Aber es gibt noch weitere Gründe, weshalb die Forscher mit mehreren Detektoren in den Weltraum lauschen: Nur wenn alle Messinstrumente unabhängig voneinander dasselbe Signal aufzeichnen, können die Wissenschaftler sicher sein, dass sie eine Gravitationswelle gemessen haben. Zudem lassen sich bestimmte Eigenschaften einer Gravitationswelle wie die räumliche Orientierung ihrer Schwingung, die Polarisation, nur bestimmen, wenn mindestens drei Detektoren, an verschiedenen Positionen über den Erdball verteilt, das Signal eingefangen haben. Deshalb ist GEO600, der von den Hannoveraner Instituten gemeinsam mit britischen Hochschulen wie der University of Glasgow betrieben wird, mit den beiden amerikanischen und dem südeuropäischen Gravitationswellendetektor in der LIGO-Virgo Science Collaboration (LVC) zusammengeschlossen. Wie die übrigen Detektoren auch arbeitet GEO600 nach dem Prinzip eines Michelson-Interferometers (siehe die Abbildung). Er ist dafür ausgelegt, Gravitationswellen im Frequenzbereich von rund 100 Hertz bis einigen Kilohertz zu messen.

Ein Laserstrahl trifft auf einen halbdurchlässigen Spiegel, den Strahlteiler. Von dort aus laufen zwei kohärente Lichtstrahlen senkrecht zueinander die 600 Meter langen Interferometerarme in Vakuumrohren aus gewelltem Edelstahl entlang - der eine am Wegesrand, der andere zwischen zwei Äckern gelegen, in eigens dafür ausgehobenen Gräben. Am Ende der Messstrecken reflektiert ein Spiegel das Licht und schickt es zum Strahlteiler zurück. Dort treffen die beiden Teilstrahlen wieder aufeinander und überlagern sich. Anschließend fällt der Signalstrahl auf eine Photodiode, die seine Intensität misst.

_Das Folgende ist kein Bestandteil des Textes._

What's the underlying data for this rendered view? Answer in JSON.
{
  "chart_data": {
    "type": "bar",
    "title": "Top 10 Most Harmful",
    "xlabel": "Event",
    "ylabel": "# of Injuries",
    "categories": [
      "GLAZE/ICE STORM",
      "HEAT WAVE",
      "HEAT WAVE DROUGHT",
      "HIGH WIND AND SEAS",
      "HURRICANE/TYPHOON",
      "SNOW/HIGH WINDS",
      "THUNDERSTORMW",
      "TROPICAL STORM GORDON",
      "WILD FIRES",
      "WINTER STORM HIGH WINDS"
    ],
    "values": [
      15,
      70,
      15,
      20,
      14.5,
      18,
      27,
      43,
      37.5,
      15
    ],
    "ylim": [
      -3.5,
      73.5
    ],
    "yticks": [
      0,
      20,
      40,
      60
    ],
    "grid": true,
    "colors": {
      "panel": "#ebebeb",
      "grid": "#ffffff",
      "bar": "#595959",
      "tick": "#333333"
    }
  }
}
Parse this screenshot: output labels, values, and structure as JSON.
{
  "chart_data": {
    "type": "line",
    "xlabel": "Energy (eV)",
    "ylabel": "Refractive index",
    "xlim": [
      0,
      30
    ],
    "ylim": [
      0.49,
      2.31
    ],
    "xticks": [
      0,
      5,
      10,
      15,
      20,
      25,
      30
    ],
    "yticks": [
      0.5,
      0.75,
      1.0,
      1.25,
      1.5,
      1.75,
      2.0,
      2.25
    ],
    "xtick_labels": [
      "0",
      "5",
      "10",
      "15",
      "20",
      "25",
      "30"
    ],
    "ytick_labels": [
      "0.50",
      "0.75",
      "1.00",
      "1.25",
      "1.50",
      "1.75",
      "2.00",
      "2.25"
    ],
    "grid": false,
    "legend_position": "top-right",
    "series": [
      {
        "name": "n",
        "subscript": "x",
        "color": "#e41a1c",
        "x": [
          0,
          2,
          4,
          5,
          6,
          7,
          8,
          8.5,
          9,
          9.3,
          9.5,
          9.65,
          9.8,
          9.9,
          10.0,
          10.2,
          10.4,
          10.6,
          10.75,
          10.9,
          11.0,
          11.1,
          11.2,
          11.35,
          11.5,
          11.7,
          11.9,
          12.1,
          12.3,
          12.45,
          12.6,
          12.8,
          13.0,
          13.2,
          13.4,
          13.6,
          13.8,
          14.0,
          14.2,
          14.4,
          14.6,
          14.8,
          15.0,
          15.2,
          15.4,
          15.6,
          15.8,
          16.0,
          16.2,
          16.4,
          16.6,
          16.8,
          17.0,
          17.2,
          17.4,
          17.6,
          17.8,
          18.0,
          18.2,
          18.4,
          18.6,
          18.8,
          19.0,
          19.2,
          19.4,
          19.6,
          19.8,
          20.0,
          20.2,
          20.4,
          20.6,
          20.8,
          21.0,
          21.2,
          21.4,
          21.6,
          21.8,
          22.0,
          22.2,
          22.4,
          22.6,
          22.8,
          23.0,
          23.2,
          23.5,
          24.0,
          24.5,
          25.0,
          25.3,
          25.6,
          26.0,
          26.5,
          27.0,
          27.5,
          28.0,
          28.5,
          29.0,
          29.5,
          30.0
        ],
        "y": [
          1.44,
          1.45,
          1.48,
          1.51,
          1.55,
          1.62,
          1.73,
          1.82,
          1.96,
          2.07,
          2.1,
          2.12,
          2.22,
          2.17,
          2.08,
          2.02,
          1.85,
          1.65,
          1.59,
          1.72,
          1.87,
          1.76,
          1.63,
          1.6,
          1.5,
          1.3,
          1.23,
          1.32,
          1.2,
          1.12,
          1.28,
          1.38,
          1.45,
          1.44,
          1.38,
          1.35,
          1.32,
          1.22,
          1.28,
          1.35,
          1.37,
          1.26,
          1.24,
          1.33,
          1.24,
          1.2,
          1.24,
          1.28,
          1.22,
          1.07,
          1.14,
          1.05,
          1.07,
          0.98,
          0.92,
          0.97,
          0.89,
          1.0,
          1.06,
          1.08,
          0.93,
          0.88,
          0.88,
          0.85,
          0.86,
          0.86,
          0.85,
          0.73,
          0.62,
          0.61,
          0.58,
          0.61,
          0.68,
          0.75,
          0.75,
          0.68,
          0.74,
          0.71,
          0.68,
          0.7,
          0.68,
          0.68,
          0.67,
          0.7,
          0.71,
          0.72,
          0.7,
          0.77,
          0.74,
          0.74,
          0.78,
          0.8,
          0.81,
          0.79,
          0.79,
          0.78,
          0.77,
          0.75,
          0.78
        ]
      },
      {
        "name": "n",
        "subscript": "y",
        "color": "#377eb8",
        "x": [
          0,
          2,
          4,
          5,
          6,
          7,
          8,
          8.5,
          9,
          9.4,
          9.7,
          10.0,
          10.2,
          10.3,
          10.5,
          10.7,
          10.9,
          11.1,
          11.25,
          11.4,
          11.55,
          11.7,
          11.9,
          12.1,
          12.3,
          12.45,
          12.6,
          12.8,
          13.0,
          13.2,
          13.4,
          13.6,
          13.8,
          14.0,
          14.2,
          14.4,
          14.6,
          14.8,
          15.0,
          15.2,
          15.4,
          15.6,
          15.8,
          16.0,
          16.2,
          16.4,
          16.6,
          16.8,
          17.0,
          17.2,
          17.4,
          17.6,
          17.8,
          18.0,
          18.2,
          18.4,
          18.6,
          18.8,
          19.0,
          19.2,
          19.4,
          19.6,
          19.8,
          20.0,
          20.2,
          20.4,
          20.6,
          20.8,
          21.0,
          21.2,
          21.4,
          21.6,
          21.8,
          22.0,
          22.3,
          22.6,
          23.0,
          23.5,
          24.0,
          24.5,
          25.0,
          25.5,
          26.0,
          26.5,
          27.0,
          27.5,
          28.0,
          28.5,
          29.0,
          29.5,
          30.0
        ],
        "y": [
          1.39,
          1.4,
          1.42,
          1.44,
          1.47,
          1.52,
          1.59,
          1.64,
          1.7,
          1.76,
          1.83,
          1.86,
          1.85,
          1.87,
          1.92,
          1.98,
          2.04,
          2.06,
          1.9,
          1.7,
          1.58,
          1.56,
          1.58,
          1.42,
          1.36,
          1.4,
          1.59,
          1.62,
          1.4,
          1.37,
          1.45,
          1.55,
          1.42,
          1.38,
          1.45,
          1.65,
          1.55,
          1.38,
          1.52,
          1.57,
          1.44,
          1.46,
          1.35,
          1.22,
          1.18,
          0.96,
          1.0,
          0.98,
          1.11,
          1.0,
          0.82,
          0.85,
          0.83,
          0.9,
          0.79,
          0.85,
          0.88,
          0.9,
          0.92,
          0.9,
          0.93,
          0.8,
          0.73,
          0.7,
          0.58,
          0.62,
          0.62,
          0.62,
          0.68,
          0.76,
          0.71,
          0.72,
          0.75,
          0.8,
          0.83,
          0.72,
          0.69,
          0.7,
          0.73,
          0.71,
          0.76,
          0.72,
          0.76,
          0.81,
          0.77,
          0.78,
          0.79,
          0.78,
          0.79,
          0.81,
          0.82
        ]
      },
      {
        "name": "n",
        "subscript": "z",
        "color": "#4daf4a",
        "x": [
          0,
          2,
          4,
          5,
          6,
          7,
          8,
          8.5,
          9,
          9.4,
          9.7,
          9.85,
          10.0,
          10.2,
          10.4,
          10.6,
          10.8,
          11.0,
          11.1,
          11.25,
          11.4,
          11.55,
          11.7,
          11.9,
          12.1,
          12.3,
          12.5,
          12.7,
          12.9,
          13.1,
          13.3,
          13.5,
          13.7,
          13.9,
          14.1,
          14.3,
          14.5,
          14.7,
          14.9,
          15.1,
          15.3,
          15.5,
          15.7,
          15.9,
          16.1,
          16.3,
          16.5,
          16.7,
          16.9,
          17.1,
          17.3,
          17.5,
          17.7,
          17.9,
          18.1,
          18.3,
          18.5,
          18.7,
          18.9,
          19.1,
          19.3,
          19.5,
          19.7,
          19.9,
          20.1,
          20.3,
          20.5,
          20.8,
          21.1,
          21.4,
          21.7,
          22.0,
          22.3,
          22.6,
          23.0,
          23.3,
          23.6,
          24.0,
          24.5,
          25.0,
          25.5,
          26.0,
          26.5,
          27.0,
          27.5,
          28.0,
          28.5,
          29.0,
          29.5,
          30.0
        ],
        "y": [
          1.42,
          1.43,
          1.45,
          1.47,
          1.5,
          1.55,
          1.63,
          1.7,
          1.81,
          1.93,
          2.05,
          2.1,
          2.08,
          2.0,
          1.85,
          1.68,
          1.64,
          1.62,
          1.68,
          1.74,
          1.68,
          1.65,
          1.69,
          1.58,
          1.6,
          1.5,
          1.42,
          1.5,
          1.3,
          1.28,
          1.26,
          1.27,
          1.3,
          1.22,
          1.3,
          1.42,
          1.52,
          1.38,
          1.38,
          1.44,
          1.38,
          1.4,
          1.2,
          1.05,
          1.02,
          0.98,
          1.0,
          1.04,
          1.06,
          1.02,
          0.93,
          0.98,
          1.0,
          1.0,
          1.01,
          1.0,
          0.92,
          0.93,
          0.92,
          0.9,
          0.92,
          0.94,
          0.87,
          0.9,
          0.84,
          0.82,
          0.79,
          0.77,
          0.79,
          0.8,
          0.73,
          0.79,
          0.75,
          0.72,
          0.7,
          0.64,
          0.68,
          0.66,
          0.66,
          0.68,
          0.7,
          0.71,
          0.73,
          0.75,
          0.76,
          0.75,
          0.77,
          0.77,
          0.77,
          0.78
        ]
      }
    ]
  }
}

Die Helligkeit des Signalstrahls ergibt sich aus der Wellennatur des Lichts. Treffen von beiden Laserstrahlen zwei Wellenberge aufeinander, interferieren diese positiv, und das Signal ist besonders hell. Begegnen sich hingegen Wellenberg und Wellental, löschen sich die Strahlen gegenseitig aus. Zwischen Berggipfel und Wellental - den Phasen des Laserlichts - existieren sämtliche Abstufungen, deren Aufeinandertreffen von der relativen Lichtlaufstrecke abhängt.


Besser hören mit verteilten Ohren

Die Teleskopohren in Deutschland (GEO600), an zwei Orten in den USA (LIGO) sowie an einem in Italien (Virgo) lauschen in einem Netzwerk nach Gravitationswellen und werten die Daten gemeinsam aus. Die Observatorien in den USA und Italien werden nun für den ersten direkten Nachweis ausgerüstet und sollen vom Jahr 2016 an erneut mit den Messungen beginnen - mit zehnfach verbesserter Empfindlichkeit.

Bisher gingen die Wissenschaftler davon aus, dann jährlich im Durchschnitt 40 verschmelzende Neutronensterne oder schwarze Löcher beobachten zu können. Nun zeigt eine Untersuchung von Bernard F. Schutz, Direktor am Golmer Max-Planck-Institut für Gravitationsphysik (Albert-Einstein-Institut), dass bei optimaler Datenanalyse diese Rate theoretisch sogar bei 160 solchen Ereignissen pro Jahr liegt. Mit der derzeitigen räumlichen Anordnung der Detektoren ist das allerdings nicht zu schaffen. Vielmehr wird ein Messinstrument auf der anderen Seite der Erde benötigt - sozusagen ein Ohr am Hinterkopf.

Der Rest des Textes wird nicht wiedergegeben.